You asked a question about a specific video, and the DVD quality. I'd trust Richard's answer as he's reliable, know's a ton about Star Trek, and somehow has a full copy of the video (ahem).
Encompassed in your question is if it's "lowD" or "Normal."
What I can tell you is that video resolution is just one component of whether or not the picture quality is good to the viewing eye or not. Lighting, steady camera hand, quality of the processing chip(s) in the camera, etc. can often times be more important then just overall resolution. I'm sure you've gone onto youtube for example, and selected a 1080 video with horrible picture quality, and watched a different video shot in 480 that looked better (clearer, crisper, etc.).
Refresh rate is also a factor in video quality which I won't go into here.
As for whether the DVD is better, there are several things to consider.
A standard DVD player, without upscaling, can output video resolution at 720x480 (480i). This was the original DVD standard resolution.
A progressive scan DVD player, without upscaling, can output 720x480 (480p - progressive scan) video signals. This came out second. Interlaced or Progressive has to do with how the lines are painted on the screen, whether it skips every other line then doubles back or draws them sequentially.
480i represents 720 pixels displayed across a screen horizontally and 480 pixels down a screen vertically. This arrangement yields 480 horizontal lines, which are, in turn, displayed alternately. In other words, all the odd lines are displayed, followed by all the even lines.
480p represents 720 pixels displayed across the screen horizontally and 480 pixels down the screen vertically. This arrangement yields 480 horizontal lines on the screen, which are, in turn, displayed progressively, or each line displayed following another.
The Upscaling Process:
Upscaling is a process that mathematically matches the pixel count of the output of the DVD signal to the physical pixel count on an HDTV, which is typically 1280x720 (720p) or 1920x1080 (1080i or 1080p).
720p represents 1,280 pixels displayed across the screen horizontally and 720 pixels down the screen vertically. This arrangement yields 720 horizontal lines on the screen, which are, in turn, displayed progressively, or each line displayed following another.

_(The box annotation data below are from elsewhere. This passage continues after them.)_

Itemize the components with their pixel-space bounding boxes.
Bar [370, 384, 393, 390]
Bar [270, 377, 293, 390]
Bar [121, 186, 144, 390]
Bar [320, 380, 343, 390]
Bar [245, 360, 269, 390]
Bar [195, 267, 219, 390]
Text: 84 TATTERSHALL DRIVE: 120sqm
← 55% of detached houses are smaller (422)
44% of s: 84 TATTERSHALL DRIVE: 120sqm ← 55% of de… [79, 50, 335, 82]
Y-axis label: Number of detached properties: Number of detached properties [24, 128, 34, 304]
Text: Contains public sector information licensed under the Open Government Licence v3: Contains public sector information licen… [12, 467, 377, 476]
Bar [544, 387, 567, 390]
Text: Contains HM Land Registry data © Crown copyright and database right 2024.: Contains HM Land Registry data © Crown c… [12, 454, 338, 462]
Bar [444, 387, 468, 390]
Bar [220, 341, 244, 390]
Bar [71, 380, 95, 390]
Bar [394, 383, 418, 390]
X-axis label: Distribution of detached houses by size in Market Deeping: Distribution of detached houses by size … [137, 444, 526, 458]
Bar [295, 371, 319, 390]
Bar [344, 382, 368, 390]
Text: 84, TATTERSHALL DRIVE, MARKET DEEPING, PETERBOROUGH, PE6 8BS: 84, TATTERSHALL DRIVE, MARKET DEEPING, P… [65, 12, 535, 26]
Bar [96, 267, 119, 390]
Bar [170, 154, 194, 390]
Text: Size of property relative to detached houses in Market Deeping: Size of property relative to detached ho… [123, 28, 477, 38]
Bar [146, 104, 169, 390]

1080i represents 1,920 pixels displayed across a screen horizontally and 1,080 pixels down a screen vertically. This arrangement yields 1,080 horizontal lines, which are, in turn, displayed alternately. In other words, all the odd lines are displayed, followed by all the even lines.
1080p, on the other hand, represents 1,080 horizontal lines displayed sequentially. This means all lines are displayed during the same pass. 1080p is the highest quality HD display format. There are newer formats now though followed by the letter "K."
All of these resolutions are simply a number of the maximum potential number of pixels that can be displayed. If you shoot in 1080 with a crappy phone camera, in low light conditions, with a lot of motion, as well as a jerky camera, odds are the quality will suck. Whereas with a professional SD camera, with three separate chips for color, good lighting source located behind the camera, on a tripod or with a professional camera man at the helm, etc. The standard definition video will look much better than the HD to the viewer in this scenario.
640 x 352 is normally DIVX IMO, which can give you a clean crisp video if shot right. I'm not sure if a 640 x 352 video displayed on an 80" TV will look good, but I assume you're probably watching this on a computer or substantially smaller set.
I just went to youtube and checked your video out. There's some noise, color bleed, fading, etc. but I set youtube to 480 and it seemed fine to me. I'm using a samsung ultrabook i7, with a 15" hd screen. I think the noise, etc. that I saw was in the recording. It could be that it was shot with tape(VHS, MiniDV, etc.) then was transferred from a tape to another tape. Each generational transfer with a medium like that creates noise similar to what I saw. But I don't think it's unviewable and in fact I thank you for your post as I didn't know about this video and am going to watch it now.